Figures announced
this week show a rise in the level of unemployment, with young people being
particularly hard hit. The government has responded in the way that all
governments do, by talking about ‘helping more people into work’ (often a
euphemism for cutting benefit payments) and inventing more, sometimes dubious, apprenticeships as a back door way of subsidising employers. The opposition has
responded in the way that all oppositions do, by blaming government policies,
especially those relating to wages, tax and regulation. The assumption
underlying both of those positions – even if it drives them to propose
different solutions – is that rising unemployment is a cyclical problem, which
will be resolved if only we can get that magical growth they keep talking about.
It’s possible that they’re right; but it’s also
possible that they’re wrong. What if, rather than growth and innovation solving
the issue, that same growth and innovation, powered perhaps by AI, compounds
it? There is a certain complacency surrounding that question. In a sense, it’s
entirely natural – history shows us that the initial response to innovation and
increased productivity is a loss of some jobs, which is usually followed by the
appearance of new jobs, sometimes of a type and nature which nobody had
foreseen. Maybe the same will be true of AI, and it’s overly pessimistic to
believe that the job losses will be more permanent and generalised than we’ve
seen in the past. It’s clear that the workers likely to be displaced by AI will
include those in more technical and high-paid jobs than previous rounds of
innovation, but the fact that the nature of any resultant replacement jobs is
not currently clear doesn’t mean that there won’t be any. But the statement
that ‘there always have been’ in the past can’t be taken as a certainty for the
future either.
One junior minister in the UK government has already suggested
that part of the response to the growth of AI might be the introduction of some
sort of Universal Basic Income (UBI), although even he seems to be talking abut
it as a temporary response, allowing people to retrain for the jobs of the
future, whatever they may be. And there’s no doubt that any sort of UBI would
be enormously
expensive: even an income set at the less than adequate level of Universal
Credit would be likely to carry a price tag of some £200 billion per annum. But
what is the alternative that those objecting to the cost would propose in a
situation where most work is done by automatons or AI? Are those people who
have been displaced to be treated as disposable, and left without food or
shelter as a result, whilst those lucky enough to still have work continue to
live as normal (and those who own the machines and the software continue to accumulate
wealth well beyond their capacity to spend it)?

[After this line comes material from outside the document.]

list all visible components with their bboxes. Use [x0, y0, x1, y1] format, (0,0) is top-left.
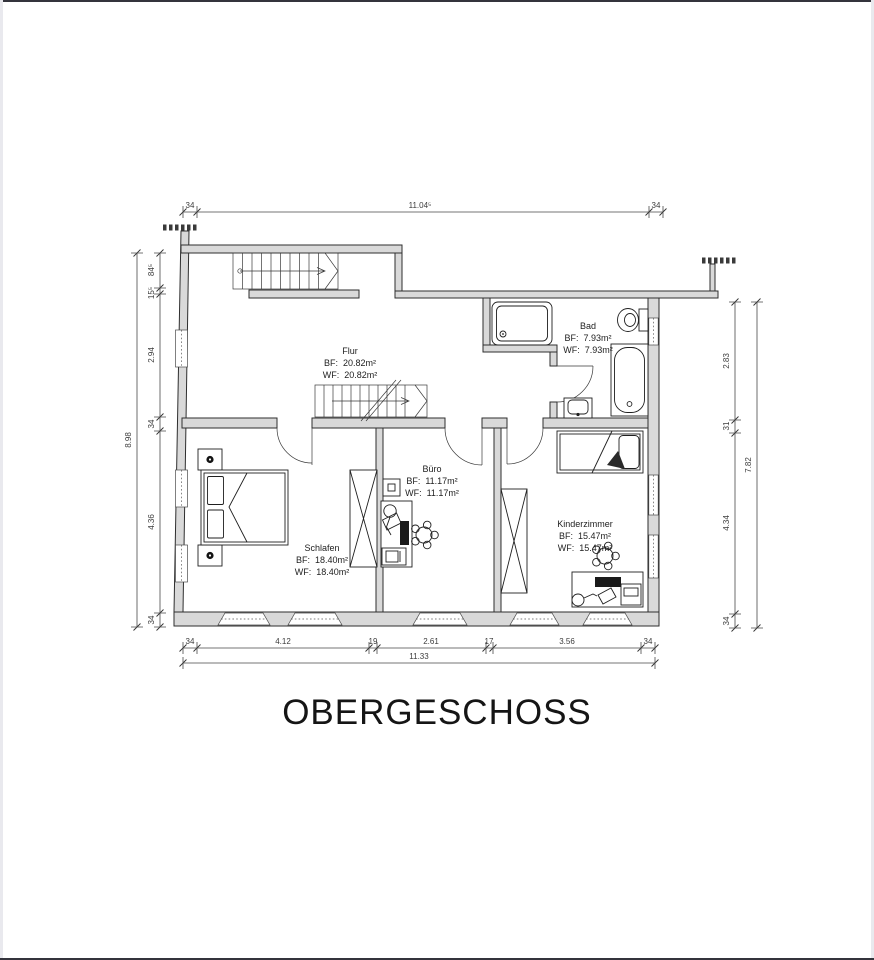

It’s a scenario which raises questions about what an
economy is for. Forget ‘invisible hands’ and market spirits – an economy is a social
construct, and it’s up to the society in which it operates to determine how it
works, who benefits from economic activity, and by how much. If an economy
cannot supply at least the basic needs of all the people in that society, than
it’s not performing its social function. From that perspective, tax is not some
burden placed unfairly on those who own the capital or provide the labour, it
is merely the mechanism by which the outputs of economic activity are used for
the benefit of all. It is, in its very essence, a mechanism for redistribution.
For the last four or five decades, we’ve increasingly lost sight of that and
allowed the economy to be captured by a few, and corrupted to serve only their
interests. If the resulting gross inequality hasn’t been enough to force a
rethink, perhaps the impact of AI will be.